12 giugno 2020 CDS. Il Collegio ritiene necessario richiamare – come opportunamente ha fatto il giudice di primo grado – i principi generali che regolano la materia del sindacato del giudizio di non anomalia dell’offerta, perché utili al fine del decidere.
Giova premettere che la verifica di anomalia è esclusivamente volta ad accertare la complessiva attendibilità e sostenibilità dell’offerta migliore presentata in gara alla stregua dei principi di buon andamento e imparzialità di cui all’art. 97 Cost.; l’unico fine della corrispondente valutazione della congruità dei prezzi offerti e dei costi proposti è, quindi, quello di evitare, da un lato, affidamenti ad offerte che nel loro complesso non appaiono suscettibili di buon esito riguardo agli interessi pubblici perseguiti e, dall’altro, comportamenti di dumping contrari al principio di libera concorrenza in un mercato regolato, senza in alcun modo pregiudicare il confronto concorrenziale fra le diverse possibili tecnologie e strategie imprenditoriali e senza, evidentemente, sovrapporsi alla necessità di un costante monitoraggio amministrativo e di un efficace presidio giurisdizionale della successiva fase attuativa, posto che la bontà dell’esecuzione del rapporto contrattuale – e, quindi, la realizzazione dell’interesse pubblico perseguito – non sono necessariamente rapportate al maggiore costo dell’offerta prescelta (Cons.
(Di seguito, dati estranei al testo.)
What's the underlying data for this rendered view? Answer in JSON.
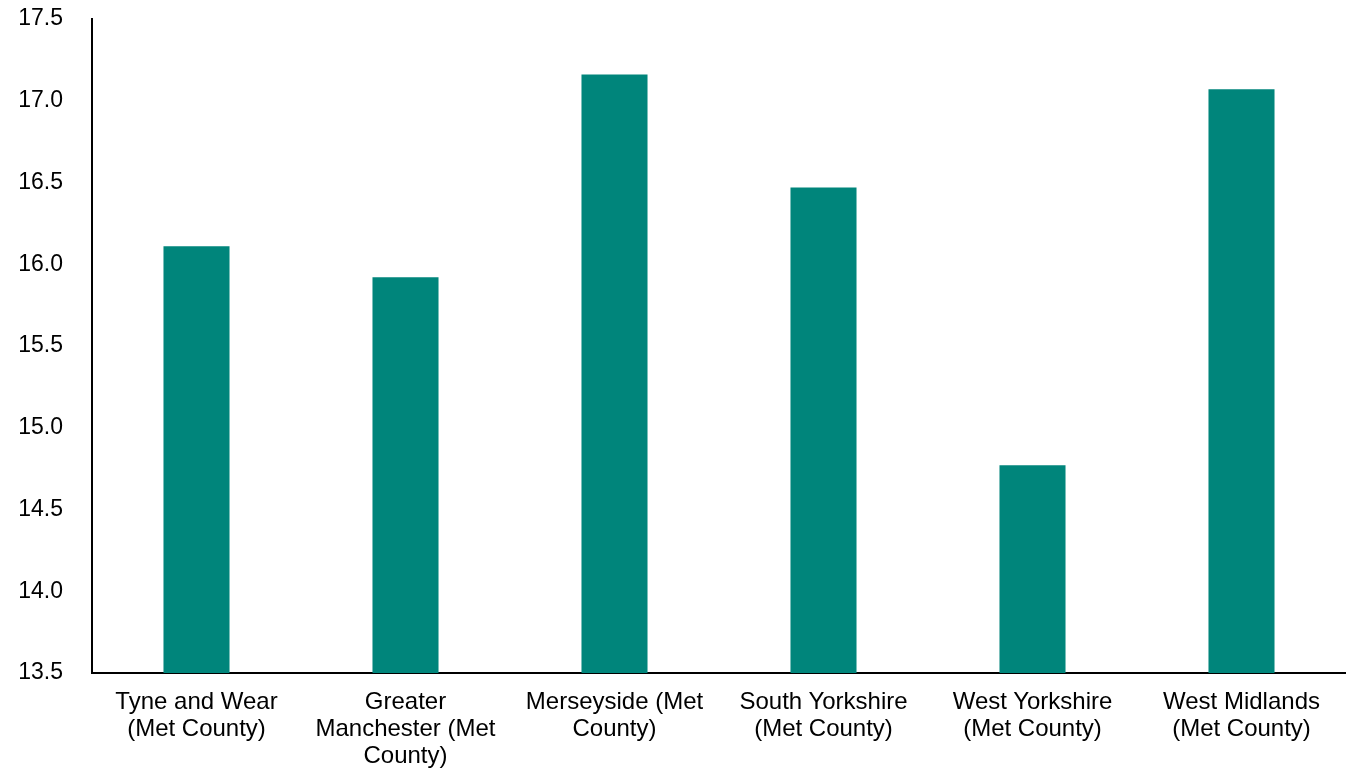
{
  "chart_data": {
    "type": "bar",
    "categories": [
      "Tyne and Wear (Met County)",
      "Greater Manchester (Met County)",
      "Merseyside (Met County)",
      "South Yorkshire (Met County)",
      "West Yorkshire (Met County)",
      "West Midlands (Met County)"
    ],
    "values": [
      16.11,
      15.92,
      17.16,
      16.47,
      14.77,
      17.07
    ],
    "color": "#00857b",
    "ylim": [
      13.5,
      17.5
    ],
    "yticks": [
      13.5,
      {
        "value": 14,
        "label": "14.0"
      },
      14.5,
      {
        "value": 15,
        "label": "15.0"
      },
      15.5,
      {
        "value": 16,
        "label": "16.0"
      },
      16.5,
      {
        "value": 17,
        "label": "17.0"
      },
      17.5
    ]
  }
}
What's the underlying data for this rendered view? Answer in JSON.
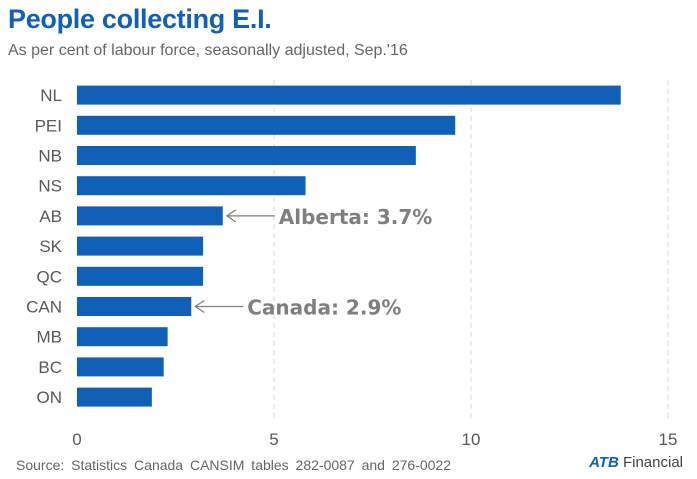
{
  "title": "People collecting E.I.",
  "subtitle": "As per cent of labour force, seasonally adjusted, Sep.'16",
  "source": "Source: Statistics Canada CANSIM tables 282-0087 and 276-0022",
  "logo": {
    "brand": "ATB",
    "suffix": "Financial"
  },
  "colors": {
    "bar": "#1160b7",
    "title": "#1160b7",
    "annotation": "#7f7f7f",
    "grid": "#d9d9d9"
  },
  "chart_data": {
    "type": "bar",
    "orientation": "horizontal",
    "categories": [
      "NL",
      "PEI",
      "NB",
      "NS",
      "AB",
      "SK",
      "QC",
      "CAN",
      "MB",
      "BC",
      "ON"
    ],
    "values": [
      13.8,
      9.6,
      8.6,
      5.8,
      3.7,
      3.2,
      3.2,
      2.9,
      2.3,
      2.2,
      1.9
    ],
    "xlim": [
      0,
      15
    ],
    "xticks": [
      0,
      5,
      10,
      15
    ],
    "grid": "vertical dashed",
    "annotations": [
      {
        "text": "Alberta: 3.7%",
        "category": "AB"
      },
      {
        "text": "Canada: 2.9%",
        "category": "CAN"
      }
    ]
  }
}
St., sez. III, 2 marzo 2020, n. 1470).
Aggiungasi che, come insegna una ormai costante giurisprudenza (tra le tante, Cons. St., sez. V, 27 gennaio 2020, n. 680; id. 12 febbraio 2020, n. 1062; id. 12 marzo 2020, n. 1772; id., sez. III, 12 ottobre 2018, n. 5880; id. 11 ottobre 2018, n. 5857; id., sez. V, 29 dicembre 2017, n. 6158):
a) nelle gare pubbliche il giudizio circa l’anomalia o l’incongruità dell’offerta costituisce espressione di discrezionalità tecnica, sindacabile dal giudice amministrativo solo in caso di macroscopica illogicità o di erroneità fattuale e, quindi, non può essere esteso ad una autonoma verifica della congruità dell’offerta e delle singole voci (Cons. St., sez. V, 17 novembre 2016, n. 4755; id., sez. III, 6 febbraio 2017, n. 514);
b) al di fuori dei casi in cui il margine positivo risulti pari a zero, non è possibile stabilire una soglia minima di utile al di sotto della quale l’offerta deve essere considerata anomala, poiché anche un utile apparentemente modesto può comportare un vantaggio significativo, sia per la prosecuzione in sé dell’attività lavorativa, sia per la qualificazione, la pubblicità, il curriculum derivanti per l’impresa dall’essere aggiudicataria e aver portato a termine un appalto pubblico (Cons. St., sez. V, 13 febbraio 2017, n. 607 e 25 gennaio 2016, n. 242; id., sez. III, 22 gennaio 2016, n. 211 e 10 novembre 2015, n. 5128);
c) la verifica di congruità di un’offerta sospetta di anomalia non può essere effettuata attraverso un giudizio comparativo che coinvolga altre offerte, perché va condotta con esclusivo riguardo agli elementi costitutivi dell’offerta analizzata ed alla capacità dell’impresa – tenuto conto della propria organizzazione aziendale e, se del caso, della comprovata esistenza di particolari condizioni favorevoli esterne – di eseguire le prestazioni contrattuali al prezzo proposto, essendo ben possibile che un ribasso sostenibile per un concorrente non lo sia per un altro, per cui il raffronto fra offerte differenti non è indicativo al fine di dimostrare la congruità di una di esse (Cons. St., sez. III, 9 ottobre 2018, n. 5798);
d) in sede di verifica dell’anomalia, sono modificabili le giustificazioni, ed in particolare sono consentite giustificazioni sopravvenute e compensazioni tra sottostime e sovrastime, sempre che resti ferma l’entità dell’offerta economica, in ossequio alla regola di immodificabilità dell’offerta (Cons. St., sez. III, 7 gennaio 2020, n. 88).
Va ancora ricordato che il procedimento di verifica dell’anomalia dell’offerta non mira ad individuare specifiche e singole inesattezze nella sua formulazione ma, piuttosto, ad accertare in concreto se la proposta economica risulti nel suo complesso attendibile in relazione alla corretta esecuzione dell’appalto e se i prezzi offerti trovino rispondenza nella realtà, sia di mercato che aziendale, cioè se gli stessi siano verosimili in relazione alle modalità con cui si svolge il lavoro, alle dimensioni dell’azienda, alla capacità di effettuare acquisti convenienti o di realizzare particolari economie, anche di scala (Cons. St., sez. V, 3 aprile 2018, n. 2053).